WASHINGTON-The U.S. Equal Employment Opportunity Commission (EEOC) today released a comprehensive set of fiscal year 2013 data tables showing that the agency obtained the highest monetary recovery in agency history through its administrative process, increasing by $6.7 million to $372.1 million. The data tables also provide detailed breakdowns for the 93,727 charges of workplace discrimination the agency received. The fiscal year runs Oct. 1 to Sept. 30.
The fiscal year 2013 enforcement and litigation statistics, which include trend data, are available on the EEOC’s website.
“The data released today reflects the commitment of the men and women of the EEOC to fulfilling our vision of achieving justice and equality in the nation’s workplaces,” said EEOC Chair Jacqueline A. Berrien. “This work is particularly noteworthy given the extraordinary fiscal constraints and operational challenges in fiscal year 2013.”
The 93,727 charges received in fiscal year 2013 are a 5.7 percent decrease from the 99,412 charges received in fiscal year 2012. As in previous years, retaliation under all statutes was the most frequently cited basis for charges of discrimination, increasing in both actual numbers (38,539) and as a percentage of all charges (41.1 percent) from the previous year.

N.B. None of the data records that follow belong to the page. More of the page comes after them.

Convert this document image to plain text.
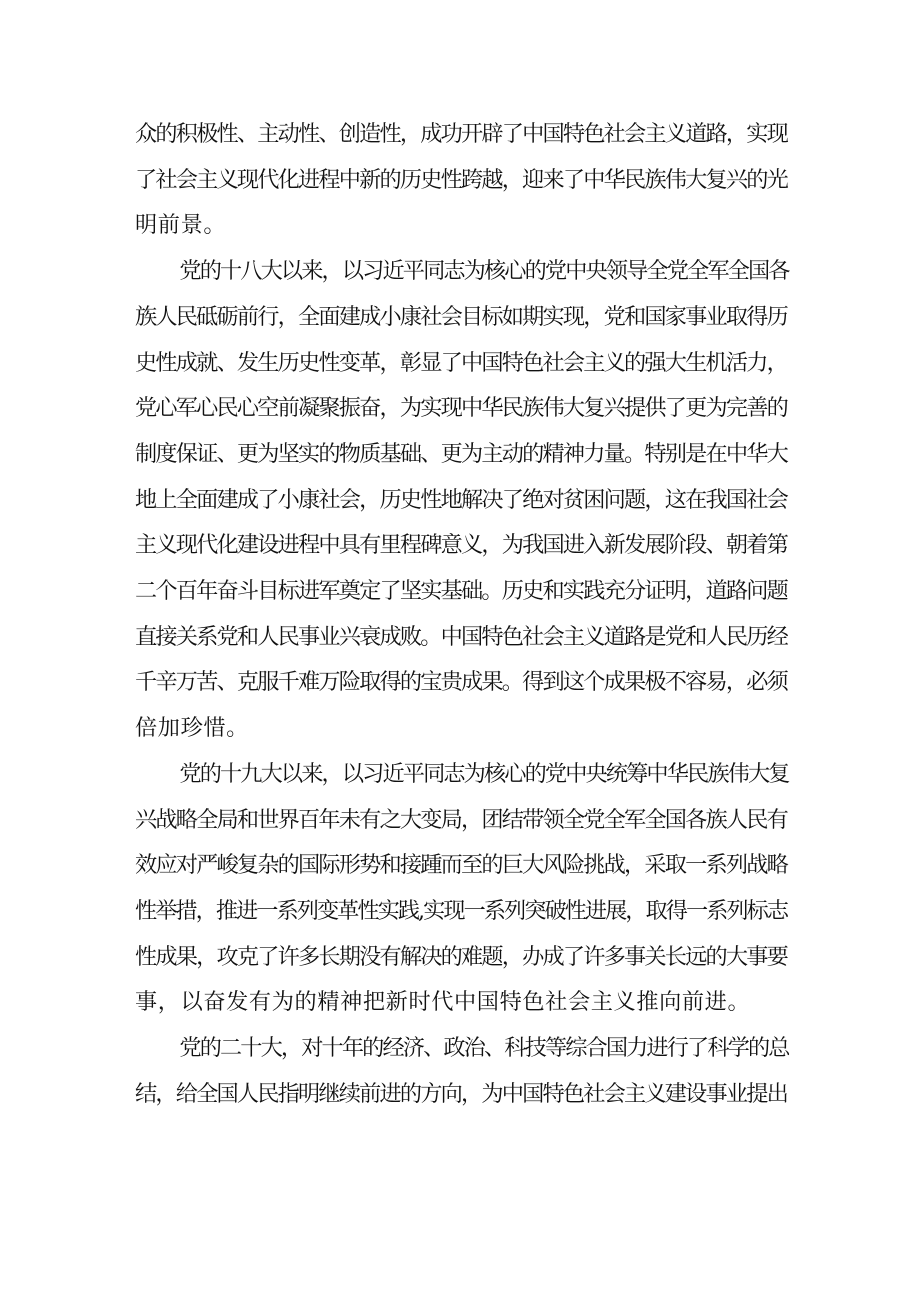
众的积极性、主动性、创造性，成功开辟了中国特色社会主义道路，实现
了社会主义现代化进程中新的历史性跨越，迎来了中华民族伟大复兴的光
明前景。
党的十八大以来，以习近平同志为核心的党中央领导全党全军全国各
族人民砥砺前行，全面建成小康社会目标如期实现，党和国家事业取得历
史性成就、发生历史性变革，彰显了中国特色社会主义的强大生机活力，
党心军心民心空前凝聚振奋，为实现中华民族伟大复兴提供了更为完善的
制度保证、更为坚实的物质基础、更为主动的精神力量。特别是在中华大
地上全面建成了小康社会，历史性地解决了绝对贫困问题，这在我国社会
主义现代化建设进程中具有里程碑意义，为我国进入新发展阶段、朝着第
二个百年奋斗目标进军奠定了坚实基础。历史和实践充分证明，道路问题
直接关系党和人民事业兴衰成败。中国特色社会主义道路是党和人民历经
千辛万苦、克服千难万险取得的宝贵成果。得到这个成果极不容易，必须
倍加珍惜。
党的十九大以来，以习近平同志为核心的党中央统筹中华民族伟大复
兴战略全局和世界百年未有之大变局，团结带领全党全军全国各族人民有
效应对严峻复杂的国际形势和接踵而至的巨大风险挑战，采取一系列战略
性举措，推进一系列变革性实践,实现一系列突破性进展，取得一系列标志
性成果，攻克了许多长期没有解决的难题，办成了许多事关长远的大事要
事，以奋发有为的精神把新时代中国特色社会主义推向前进。
党的二十大，对十年的经济、政治、科技等综合国力进行了科学的总
结，给全国人民指明继续前进的方向，为中国特色社会主义建设事业提出
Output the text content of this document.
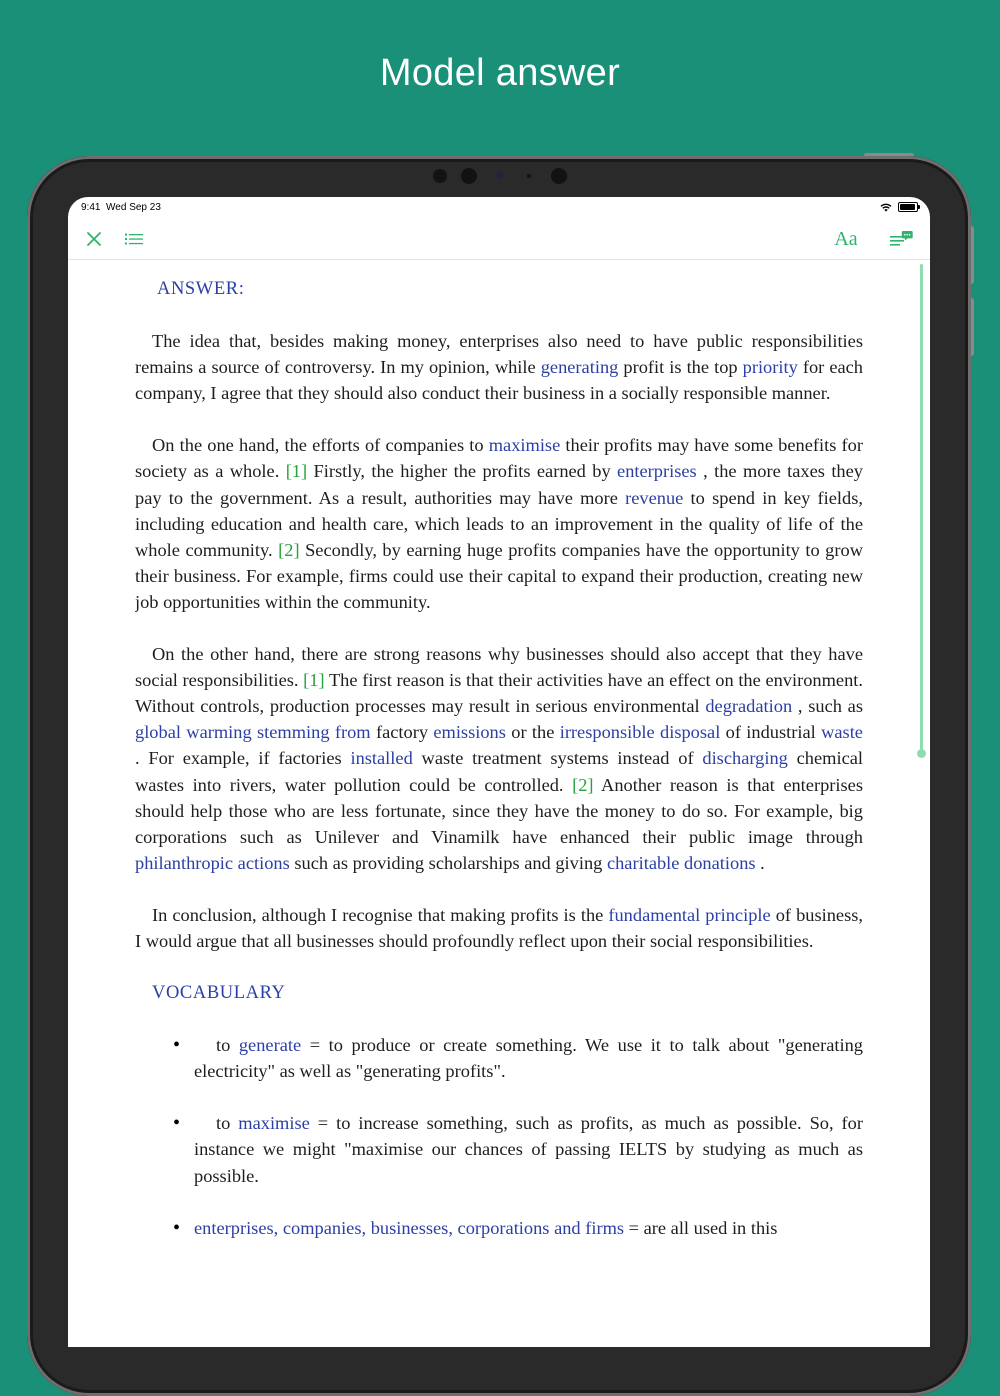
Model answer
9:41 Wed Sep 23
Aa

ANSWER:

The idea that, besides making money, enterprises also need to have public responsibilities remains a source of controversy. In my opinion, while generating profit is the top priority for each company, I agree that they should also conduct their business in a socially responsible manner.

On the one hand, the efforts of companies to maximise their profits may have some benefits for society as a whole. [1] Firstly, the higher the profits earned by enterprises , the more taxes they pay to the government. As a result, authorities may have more revenue to spend in key fields, including education and health care, which leads to an improvement in the quality of life of the whole community. [2] Secondly, by earning huge profits companies have the opportunity to grow their business. For example, firms could use their capital to expand their production, creating new job opportunities within the community.

On the other hand, there are strong reasons why businesses should also accept that they have social responsibilities. [1] The first reason is that their activities have an effect on the environment. Without controls, production processes may result in serious environmental degradation , such as global warming stemming from factory emissions or the irresponsible disposal of industrial waste . For example, if factories installed waste treatment systems instead of discharging chemical wastes into rivers, water pollution could be controlled. [2] Another reason is that enterprises should help those who are less fortunate, since they have the money to do so. For example, big corporations such as Unilever and Vinamilk have enhanced their public image through philanthropic actions such as providing scholarships and giving charitable donations .

In conclusion, although I recognise that making profits is the fundamental principle of business, I would argue that all businesses should profoundly reflect upon their social responsibilities.

VOCABULARY

• to generate = to produce or create something. We use it to talk about "generating electricity" as well as "generating profits".
• to maximise = to increase something, such as profits, as much as possible. So, for instance we might "maximise our chances of passing IELTS by studying as much as possible.
• enterprises, companies, businesses, corporations and firms = are all used in this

This was followed by race discrimination (33,068/35.3 percent); sex discrimination, including sexual harassment and pregnancy discrimination (27,687/29.5 percent); and discrimination based on disability (25,957/27.7 percent). Both race and disability discrimination increased in percentage of all charges while decreasing in raw numbers from the previous year, while charges of sex discrimination decreased by over 2,600 charges.
For the fourth year in a row, the EEOC resolved more charges of discrimination than it took in, despite sequestration which caused the agency to furlough its entire workforce for 40 hours, freeze hiring and reduce its budget for litigation, information technology, travel and contracts for services, among other things.
In fiscal year 2013, the EEOC filed 131 merits lawsuits alleging discrimination. Lawsuits filed under Title VII of the Civil Rights Act of 1964 were the most numerous (78), followed by lawsuits filed under the Americans with Disabilities Act (51). During the fiscal year, the Commission resolved 209 merits lawsuits, resulting in $39 million in monetary benefits to victims of unlawful discrimination, plus wide-ranging injunctive relief, tailored to the particular issue in the lawsuits.
As part of its Open Government efforts and in response to requests for this data, the Commission issued a new table this year showing “Basis by Issue”-in other words, what sorts of discriminatory actions were alleged to violate the different sections of the laws enforced by the EEOC. This expands on the table “Statute by Issue” first released last year. Now, for example, readers can drill down beyond allegations of hiring discrimination under Title VII, shown in the Statute by Issue table, to discover how many of those hiring allegations were due to race, sex, national origin etc. The most frequently cited issue under all statutes was discharge, followed by terms and conditions of employment, and harassment.
The EEOC enforces federal laws prohibiting employment discrimination. Further information is available on its website at www.eeoc.gov.